Monday 12 February 2007

Unfeeling bitch

Well I promised myself I would write a blog every day that I was off on holiday. Some sort of present!

Today has been very strange in a way. I was able to take my child to school, which I usually cannot do, having to go to work. I should accept this as a matter of course, but I can’t. And now I see very clearly that I am missing time that I can never replace, with this stupid work thing. My son wanted me to stay in the room, but I said I had to leave. I’m not sure why. I felt as though I was in the way, as if the teacher needed to get started. But I think the real reason was that it was just too painful, or too pleasurable, to be able to stand there, and talk to the teacher and see his little class room, things I never get to imagine, rushing off as I do. And what kind of life is that for either of us? It’s pathetic. I should be able to stay home, or work some sort of flexi time so that I could see him at school. If I had been clever, I would have captured a good husband so I could have stayed home.
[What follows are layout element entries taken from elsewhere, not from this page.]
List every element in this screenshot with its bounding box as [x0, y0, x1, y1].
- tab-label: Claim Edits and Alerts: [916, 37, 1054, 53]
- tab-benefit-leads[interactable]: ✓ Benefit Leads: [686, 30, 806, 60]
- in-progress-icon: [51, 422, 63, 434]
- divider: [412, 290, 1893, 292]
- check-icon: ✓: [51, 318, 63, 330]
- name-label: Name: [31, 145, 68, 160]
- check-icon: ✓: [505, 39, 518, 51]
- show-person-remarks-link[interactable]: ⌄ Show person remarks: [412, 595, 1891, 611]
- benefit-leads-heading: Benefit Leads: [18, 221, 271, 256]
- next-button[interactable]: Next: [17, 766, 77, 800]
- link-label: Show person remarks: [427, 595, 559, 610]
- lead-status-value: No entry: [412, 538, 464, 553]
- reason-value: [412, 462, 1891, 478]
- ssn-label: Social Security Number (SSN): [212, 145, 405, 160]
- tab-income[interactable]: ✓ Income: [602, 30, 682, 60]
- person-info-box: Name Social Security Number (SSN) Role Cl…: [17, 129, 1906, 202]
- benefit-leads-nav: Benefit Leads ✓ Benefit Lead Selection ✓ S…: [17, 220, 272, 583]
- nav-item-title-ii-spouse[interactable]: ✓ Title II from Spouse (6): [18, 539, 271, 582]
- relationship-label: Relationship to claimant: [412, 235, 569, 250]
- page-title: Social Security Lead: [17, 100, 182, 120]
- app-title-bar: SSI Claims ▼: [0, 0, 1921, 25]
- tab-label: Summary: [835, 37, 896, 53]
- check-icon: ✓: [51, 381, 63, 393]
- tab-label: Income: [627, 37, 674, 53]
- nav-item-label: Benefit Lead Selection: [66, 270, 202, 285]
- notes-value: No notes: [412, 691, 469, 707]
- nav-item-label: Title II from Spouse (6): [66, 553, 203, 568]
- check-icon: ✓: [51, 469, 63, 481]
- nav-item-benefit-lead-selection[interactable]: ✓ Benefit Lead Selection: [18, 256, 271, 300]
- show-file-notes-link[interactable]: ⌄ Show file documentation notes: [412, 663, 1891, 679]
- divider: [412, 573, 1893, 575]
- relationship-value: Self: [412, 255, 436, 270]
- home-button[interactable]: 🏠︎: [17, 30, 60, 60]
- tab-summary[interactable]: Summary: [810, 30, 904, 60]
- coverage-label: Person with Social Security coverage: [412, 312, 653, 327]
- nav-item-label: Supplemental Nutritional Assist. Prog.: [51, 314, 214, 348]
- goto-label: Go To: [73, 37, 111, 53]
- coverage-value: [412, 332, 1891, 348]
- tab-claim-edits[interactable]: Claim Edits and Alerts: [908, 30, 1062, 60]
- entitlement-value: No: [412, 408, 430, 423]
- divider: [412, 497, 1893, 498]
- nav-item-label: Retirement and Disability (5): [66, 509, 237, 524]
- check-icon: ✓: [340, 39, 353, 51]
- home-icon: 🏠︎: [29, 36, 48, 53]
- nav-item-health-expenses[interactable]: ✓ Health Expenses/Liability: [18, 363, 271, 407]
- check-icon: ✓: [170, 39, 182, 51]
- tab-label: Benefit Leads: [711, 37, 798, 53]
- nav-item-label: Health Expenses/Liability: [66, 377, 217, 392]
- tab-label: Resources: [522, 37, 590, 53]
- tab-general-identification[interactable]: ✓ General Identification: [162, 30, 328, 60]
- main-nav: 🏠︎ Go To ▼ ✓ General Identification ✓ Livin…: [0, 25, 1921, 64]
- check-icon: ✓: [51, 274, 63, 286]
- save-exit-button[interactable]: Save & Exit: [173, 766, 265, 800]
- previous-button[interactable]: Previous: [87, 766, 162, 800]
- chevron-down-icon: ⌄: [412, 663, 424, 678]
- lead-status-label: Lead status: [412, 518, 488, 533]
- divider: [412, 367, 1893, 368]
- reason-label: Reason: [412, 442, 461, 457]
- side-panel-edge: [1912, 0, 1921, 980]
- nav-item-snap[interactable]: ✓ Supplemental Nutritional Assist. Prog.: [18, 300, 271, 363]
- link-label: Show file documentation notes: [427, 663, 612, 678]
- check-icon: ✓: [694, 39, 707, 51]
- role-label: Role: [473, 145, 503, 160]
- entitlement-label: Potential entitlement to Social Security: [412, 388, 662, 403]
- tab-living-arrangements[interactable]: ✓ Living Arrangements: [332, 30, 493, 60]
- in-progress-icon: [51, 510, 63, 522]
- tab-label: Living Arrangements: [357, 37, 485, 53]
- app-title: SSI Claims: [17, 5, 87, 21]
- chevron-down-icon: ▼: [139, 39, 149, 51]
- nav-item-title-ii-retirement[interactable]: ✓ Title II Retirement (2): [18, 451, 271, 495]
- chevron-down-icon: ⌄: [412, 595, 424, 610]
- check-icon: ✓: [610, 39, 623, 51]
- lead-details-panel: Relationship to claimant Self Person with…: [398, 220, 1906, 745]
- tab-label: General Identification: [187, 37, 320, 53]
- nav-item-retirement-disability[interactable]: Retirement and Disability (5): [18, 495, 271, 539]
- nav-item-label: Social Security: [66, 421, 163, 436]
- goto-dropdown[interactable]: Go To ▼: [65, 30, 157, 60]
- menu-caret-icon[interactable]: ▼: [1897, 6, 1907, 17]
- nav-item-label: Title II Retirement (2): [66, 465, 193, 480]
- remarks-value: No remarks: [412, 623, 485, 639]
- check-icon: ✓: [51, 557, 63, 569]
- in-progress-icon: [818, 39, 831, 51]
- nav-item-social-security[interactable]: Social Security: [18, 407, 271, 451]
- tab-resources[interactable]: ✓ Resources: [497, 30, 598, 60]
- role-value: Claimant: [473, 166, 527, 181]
But no no, I had to have morals and standards. I had to be independent. And now where has it landed me? I can’t even take my child to school. Why did I do this to myself? There’s no way to make it better, and cleaning my bathtub this morning only added insult to injury. Other women managed to play this game a lot better. I’ve really screwed up and I still can’t manage it properly.

I said good bye to my son, and ran off. I don’t think I even focused on him. Why do I spend so much time trying not to think, not to focus, not to pay attention? Is it just the pain factor? He wanted my attention, and I couldn’t even manage that. What a loser. I try to look as though I know what I am doing, but I don’t. Not at all. And now he is at school, and I am here, and what am I doing?

All he wanted me to do was stay, and all I could think about was keeping up appearances. I am just sad.

In a dream world, I would quit my job, and take him to school every day. I don’t know how the rent would get paid, or who would keep us in food or clothing, but sometimes I don’t even care. He just wanted me there in the room with him, and he gave me a big hug, and did I respond? No, I just sort of pushed him away. I think there is something seriously wrong with me. And what should I do about it? I would like to spend the week off fixing it, if possible. When you think of all the things I don’t even know about my own child. What his class room looks like filled with children. Where he sits. What he does in the morning on the way to school. It’s ridiculous. What kind of stupid life is this? And why am I unable to show any love, or to receive any? I just run off and hide and try to go through the motions. That’s it, going through the motions. I spend my entire life talking crap and lying to others and to myself. And this is called being organised. Ha. Did I even look at him as I left? How does that make him feel? Who do I think I am kidding? I am messed up. And now I am lonely and alone. I deserve it. I reject normal life all the time, no wonder I am the way I am.

Did I even look at him properly as I left? Do I have any feelings left at all? What was I thinking? Just guilt. Do I belong there, should I leave him behind, what will people think? Did I wash my hair this morning? Really. This is the level of thinking I bring to my daily life. No wonder I am on the losing end of things. And to think I hurt my son. I rejected him. He hugs me, and I push him away. I am deranged, seriously. I spend all my life trying not to feel. And now I’ve just noticed, that I can’t feel any more. Except I can. I feel pain and anger, mostly at myself, for being so cold and unfeeling to everyone. I just can’t do it anymore.

The end of being in denial. Except I don’t really see what good it will do me, except the wonderful experience of feeling more pain, more failure. Can I change any of this? I don’t know. But I don’t know why I’ve just shut down. It’s eerie. I just want to give him love. So why can’t I? Or why didn’t I? Maybe that is what is going to change now, my own relationship with what I know and what I want. Work work work. As if that was going to solve anything. A teacher spends more time with my son than I do. Is that right? Hardly.

And here is the garbage truck. Well they can take my outdated ideas about who I am and who is watching me with it. What can I do to change all this? I suppose the first thing is to actually pay attention to what is going on around me. When I feel pain, instead of pushing it away, I should acknowledge that it is there. Stop trying to pretend it isn’t happening. The same for anything good, should I happen to feel it. Let others see me happy, for once. My child. Hugged me. I need to feel everything, and the trouble is that everything hurts.